Processo: 17/05347-0
Linha de fomento:Bolsas no Brasil - Iniciação Científica
Vigência (Início): 01 de março de 2018
Vigência (Término): 31 de dezembro de 2018
Área do conhecimento:Ciências da Saúde - Fisioterapia e Terapia Ocupacional
Pesquisador responsável:Fábio Mícolis de Azevedo
Beneficiário:Carmen Lucia Gomes Garcia
Instituição-sede: Faculdade de Ciências e Tecnologia (FCT). Universidade Estadual Paulista (UNESP). Campus de Presidente Prudente. Presidente Prudente , SP, Brasil
Assunto(s):Fisioterapia   Cinemática   Movimento (fisiologia)   Síndrome da dor patelofemoral   Joelho

Resumo

A Dor Femoropatelar (DFP) é caracterizada por dor peri ou retropatelar de início insidioso, exacerbada por atividades que sobrecarregam a articulação femoropatelar (AFP). Acomete indivíduos jovens e fisicamente ativos, sendo mais frequente em mulheres. O principal fator atribuído à DFP é o aumento do estresse na AFP. Os possíveis fatores causais da sobrecarga na AFP são agrupados em: fatores proximais, locais e distais. Em relação aos fatores proximais, estudos mostram alterações na população com DFP como: maior ângulo de inclinação ipsilateral do tronco e maior inclinação contralateral da pelve.

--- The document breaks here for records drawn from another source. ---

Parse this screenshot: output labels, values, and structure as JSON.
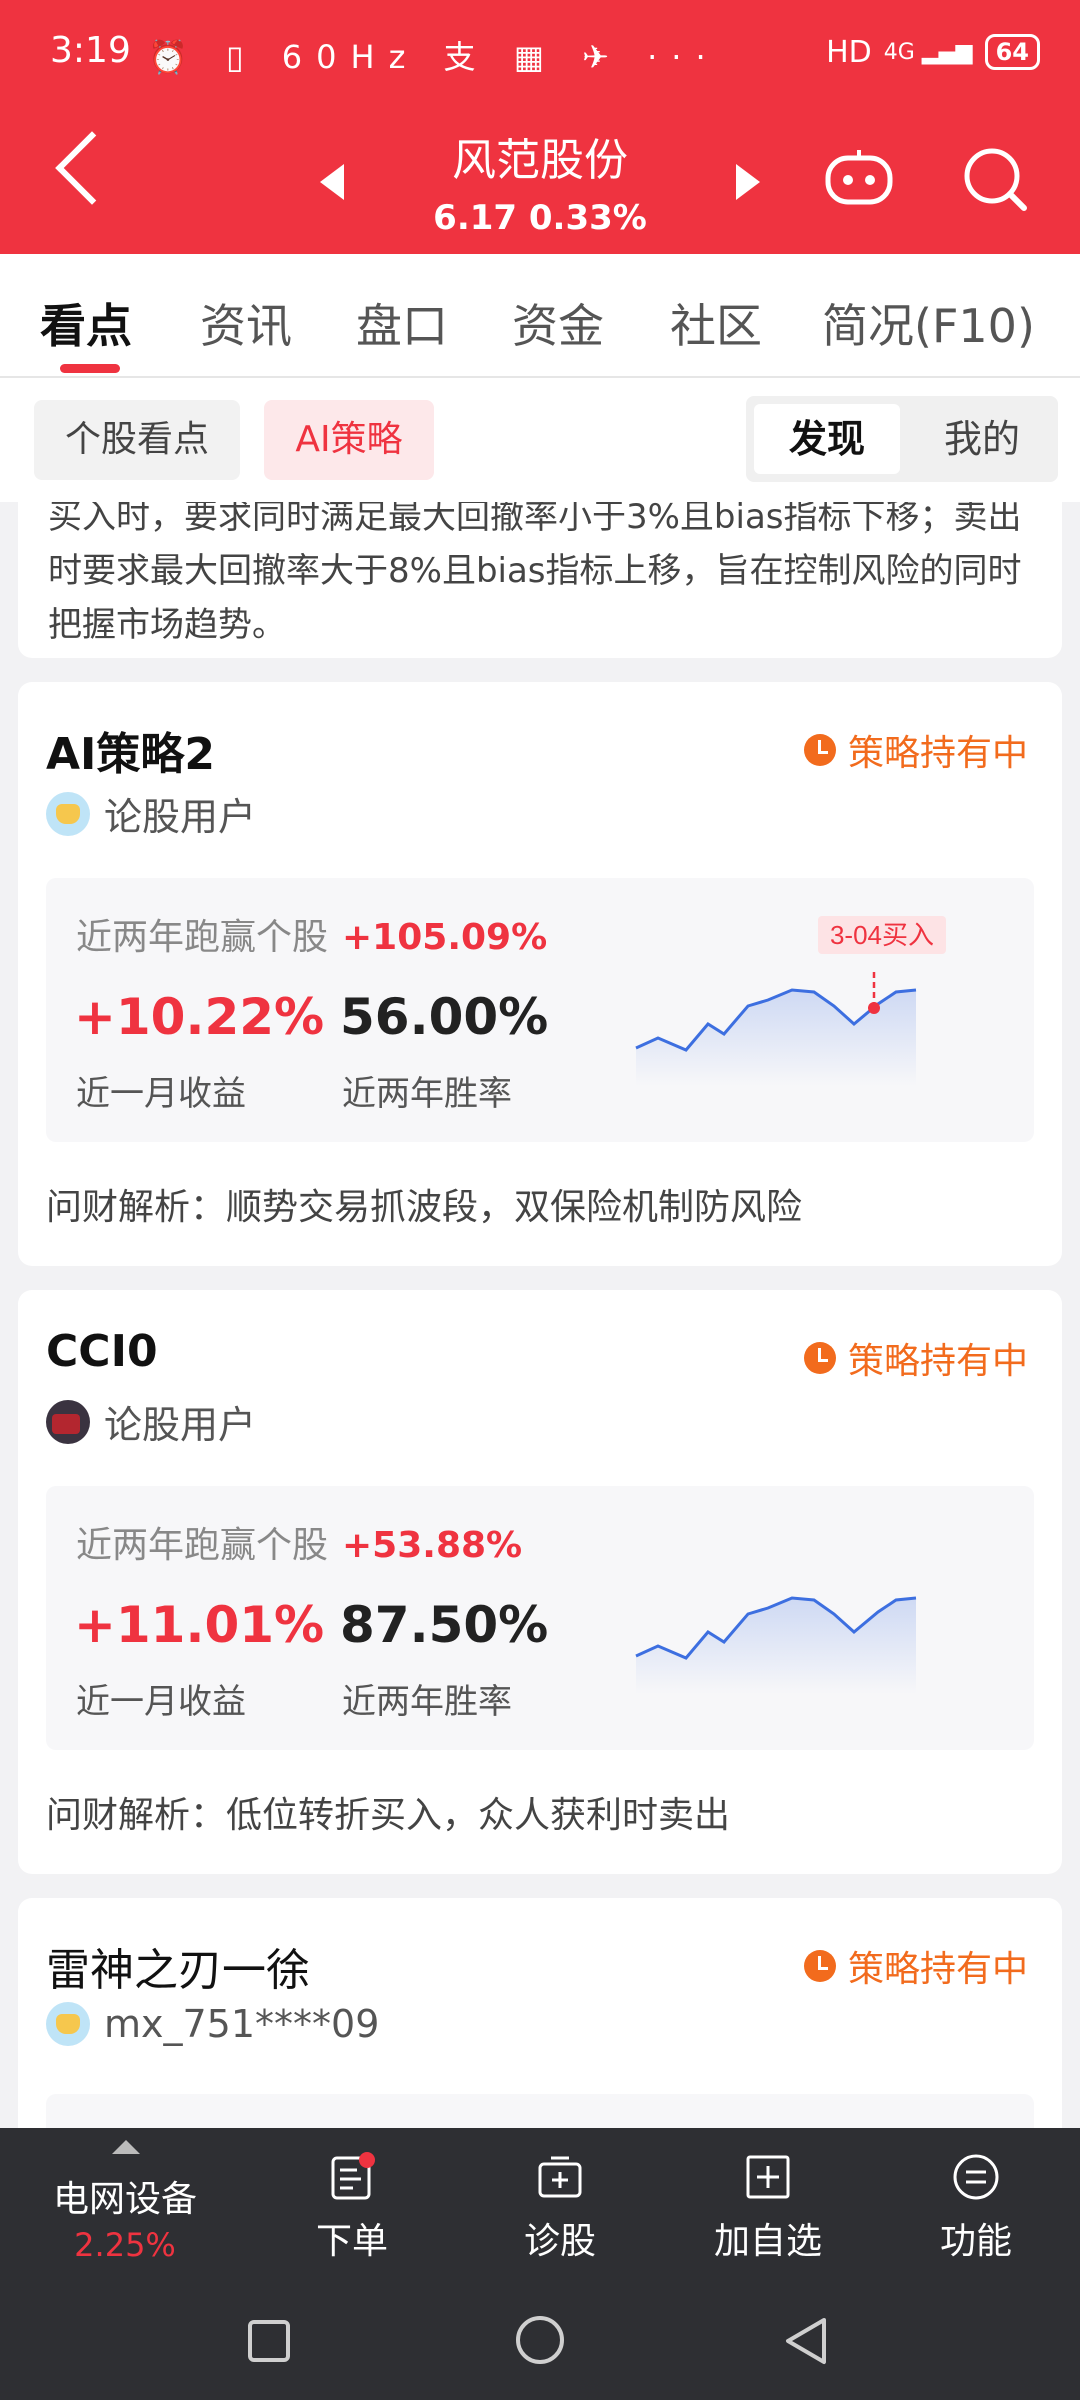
{
  "status_bar": {
    "time": "3:19",
    "left_icons": "⏰ ▯ 60Hz 支 ▦ ✈ ···",
    "network": "HD",
    "signal": "4G ▂▄▆",
    "battery": "64"
  },
  "header": {
    "stock_name": "风范股份",
    "quote": "6.17  0.33%"
  },
  "main_tabs": [
    {
      "label": "看点"
    },
    {
      "label": "资讯"
    },
    {
      "label": "盘口"
    },
    {
      "label": "资金"
    },
    {
      "label": "社区"
    },
    {
      "label": "简况(F10)"
    }
  ],
  "sub_tabs": {
    "stock_view": "个股看点",
    "ai_strategy": "AI策略",
    "discover": "发现",
    "mine": "我的"
  },
  "desc_card": {
    "text": "买入时，要求同时满足最大回撤率小于3%且bias指标下移；卖出时要求最大回撤率大于8%且bias指标上移，旨在控制风险的同时把握市场趋势。"
  },
  "strategies": [
    {
      "title": "AI策略2",
      "status": "策略持有中",
      "author": "论股用户",
      "beat_label": "近两年跑赢个股",
      "beat_value": "+105.09%",
      "monthly_return": "+10.22%",
      "monthly_return_label": "近一月收益",
      "win_rate": "56.00%",
      "win_rate_label": "近两年胜率",
      "analysis": "问财解析：顺势交易抓波段，双保险机制防风险",
      "buy_marker": "3-04买入"
    },
    {
      "title": "CCI0",
      "status": "策略持有中",
      "author": "论股用户",
      "beat_label": "近两年跑赢个股",
      "beat_value": "+53.88%",
      "monthly_return": "+11.01%",
      "monthly_return_label": "近一月收益",
      "win_rate": "87.50%",
      "win_rate_label": "近两年胜率",
      "analysis": "问财解析：低位转折买入，众人获利时卖出"
    },
    {
      "title": "雷神之刃一徐",
      "status": "策略持有中",
      "author": "mx_751****09"
    }
  ],
  "toolbar": {
    "sector_name": "电网设备",
    "sector_change": "2.25%",
    "order": "下单",
    "diagnose": "诊股",
    "add_watch": "加自选",
    "functions": "功能"
  },
  "colors": {
    "brand_red": "#ef3340",
    "status_orange": "#f26b1d",
    "line_blue": "#3d6fe0"
  }
}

Em relação aos fatores locais, alterações como aumento no valgo dinâmico do joelho são evidenciadas. Com isso, há a necessidade de se estabelecer um teste clínico capaz de identificar alterações apresentadas pelos indivíduos com DFP, já que análises mais acuradas como cinemetria tridimensional geralmente são restritas ao ambiente laboratorial e inviáveis de forma geral na prática clínica. Nesse sentido, o teste "forward step-down" (FSD) tem boa aplicabilidade na prática clínica além de simular o gesto de descida de escadas, movimento que usualmente que exacerba a dor. Dessa forma, o objetivo do estudo é avaliar simultaneamente a qualidade do movimento (inspeção visual) e a cinemática do tronco, quadril e joelho durante a execução do teste funcional FSD em mulheres com e sem DFP. A amostra será composta por 32 mulheres, sendo 16 pertencentes ao grupo DFP e 16 ao grupo controle. Serão efetuadas duas avaliações simultaneamente durante a realização do FSD: (1) avaliação da qualidade do movimento (inspeção visual) e (2) avaliação cinemática. Hipotetizamos neste projeto que as mulheres com DFP apresentarão durante o FSD maior ângulo de inclinação lateral do tronco, maior ângulo de elevação da pelve no plano frontal e maior ângulo de abdução do joelho quando comparadas ao grupo controle. Além disso, hipotetiza-se que as variáveis analisadas irão correlacionar-se em ambos os métodos de avaliação, a fim de concluir que o teste funcional é capaz de identificar as alterações detectadas pela avaliação cinemática, mostrando-se uma ferramenta útil na prática clínica. (AU)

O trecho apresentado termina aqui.